Biography: Dr. Stankiewicz is an Assistant Professor of Neurology at Harvard Medical School. He is Clinical Director of the Partners Multiple Sclerosis Center. He is neurology clerkship director at Brigham and Women’s Hospital, holding ultimate responsibility for the education of Harvard Medical Students in their core and advanced neurology rotation. He also co-directs the multiple sclerosis fellowship program at the Partners MS center.
Dr. Stankiewicz received his AB from the University of Chicago in 1993 in the Biological Sciences with a specialization in Neurosciences, graduating Phi Beta Kappa. He earned his MD at Loyola University. He completed medical internship at Mt. Auburn hospital and neurology residency at Tufts. He was a post-doctoral research fellow in the neuroimaging of multiple sclerosis under the guidance of Rohit Bakshi, MD.

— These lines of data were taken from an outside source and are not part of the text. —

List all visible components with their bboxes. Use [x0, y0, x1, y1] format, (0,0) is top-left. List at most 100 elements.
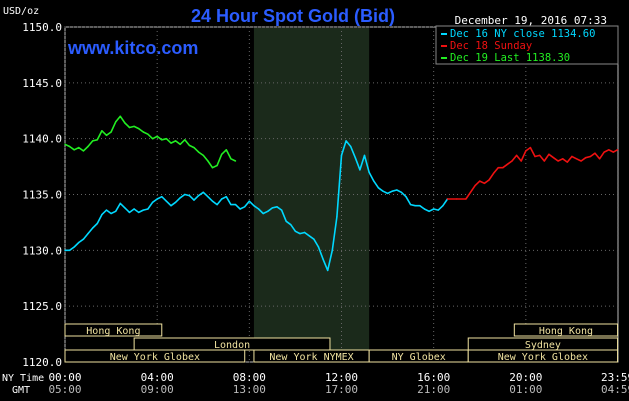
series-point — [211, 200, 214, 202]
series-point — [174, 140, 177, 142]
series-point — [96, 139, 99, 141]
series-point — [557, 160, 559, 162]
series-point — [174, 201, 177, 203]
x-tick-label-gmt: 05:00 — [48, 383, 81, 396]
series-point — [101, 130, 103, 132]
series-point — [82, 238, 85, 240]
session-box-frame — [513, 323, 619, 337]
y-tick-label: 1130.0 — [22, 244, 62, 257]
series-point — [248, 200, 250, 202]
series-point — [234, 160, 237, 162]
series-point — [575, 158, 578, 160]
series-point — [96, 222, 99, 225]
series-point — [543, 160, 545, 162]
series-point — [147, 208, 149, 210]
series-point — [299, 232, 301, 235]
session-box: New York Globex — [64, 349, 246, 363]
series-point — [340, 154, 343, 157]
series-point — [78, 241, 80, 244]
series-point — [386, 192, 389, 195]
session-box: Hong Kong — [64, 323, 163, 337]
series-point — [188, 144, 191, 147]
series-point — [428, 210, 430, 212]
series-point — [202, 191, 204, 193]
series-point — [608, 149, 610, 151]
series-point — [197, 151, 200, 153]
series-point — [211, 167, 214, 169]
series-point — [437, 209, 439, 211]
series-point — [419, 205, 421, 207]
series-point — [322, 258, 324, 260]
series-point — [594, 152, 596, 154]
series-point — [391, 190, 393, 192]
y-tick-label: 1120.0 — [22, 356, 62, 369]
series-point — [373, 180, 375, 182]
series-point — [345, 140, 347, 142]
session-label: New York NYMEX — [269, 352, 353, 363]
series-point — [188, 194, 191, 197]
series-point — [290, 224, 292, 226]
y-tick-label: 1135.0 — [22, 189, 62, 202]
session-box: Sydney — [467, 337, 619, 351]
series-point — [230, 203, 232, 206]
session-label: New York Globex — [498, 352, 588, 363]
x-tick-label-ny: 12:00 — [325, 371, 358, 384]
series-point — [207, 196, 209, 198]
series-point — [161, 196, 163, 198]
nymex-session-highlight — [253, 28, 370, 362]
x-tick-label-gmt: 17:00 — [325, 383, 358, 396]
series-point — [350, 145, 352, 148]
session-label: Hong Kong — [539, 326, 593, 337]
series-point — [115, 121, 117, 123]
series-point — [253, 205, 255, 207]
series-point — [405, 196, 407, 198]
series-point — [110, 212, 112, 215]
series-point — [197, 194, 200, 197]
legend-label: Dec 19 Last 1138.30 — [450, 52, 570, 64]
series-point — [409, 203, 412, 206]
legend-box — [435, 25, 619, 65]
series-point — [156, 135, 158, 138]
x-tick-label-gmt: 04:59 — [601, 383, 629, 396]
series-point — [119, 115, 122, 118]
series-point — [382, 190, 384, 192]
series-point — [520, 160, 522, 162]
series-point — [193, 199, 195, 201]
x-tick-label-ny: 16:00 — [417, 371, 450, 384]
series-point — [64, 249, 66, 251]
series-point — [327, 269, 329, 272]
series-point — [511, 160, 513, 162]
series-point — [179, 197, 181, 199]
timestamp: December 19, 2016 07:33 — [455, 14, 607, 27]
series-point — [119, 202, 122, 205]
series-point — [336, 216, 338, 218]
series-point — [525, 150, 527, 152]
series-point — [377, 187, 380, 189]
series-point — [207, 160, 209, 162]
series-point — [68, 145, 71, 148]
series-point — [234, 203, 237, 206]
series-point — [502, 167, 504, 169]
series-point — [184, 139, 186, 141]
x-tick-label-gmt: 01:00 — [509, 383, 542, 396]
series-point — [128, 211, 131, 214]
series-point — [105, 134, 108, 136]
series-point — [442, 205, 444, 207]
series-point — [216, 164, 218, 167]
session-box: NY Globex — [368, 349, 469, 363]
series-point — [566, 161, 568, 163]
series-line-1 — [447, 146, 618, 200]
series-point — [68, 249, 71, 251]
x-tick-label-ny: 00:00 — [48, 371, 81, 384]
series-point — [142, 131, 144, 133]
series-point — [105, 209, 108, 211]
series-point — [446, 198, 449, 200]
series-point — [423, 208, 426, 210]
series-point — [331, 249, 333, 251]
series-point — [165, 138, 168, 140]
session-label: London — [214, 340, 250, 351]
series-point — [585, 157, 587, 159]
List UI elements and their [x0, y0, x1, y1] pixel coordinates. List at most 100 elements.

He is a topic co-chair American Academy of Neurology’s annual meeting scientific program for MS and CNS Inflammatory Disease. He serves on the medical advisory board of The Assistance Fund and co-edits Multiple Sclerosis: Principles of Diagnosis and Treatment. He has published over thirty peer reviewed papers, with a general focus on treatment of multiple sclerosis. He has been recurrently named a Top Doctor by Castle-Connolly and Boston Magazine.
Disclosures: Dr. Stankiewicz has consulted for Novartis, Biogen, EMD Serono, Genentech, Genzyme, Bayer and Teva.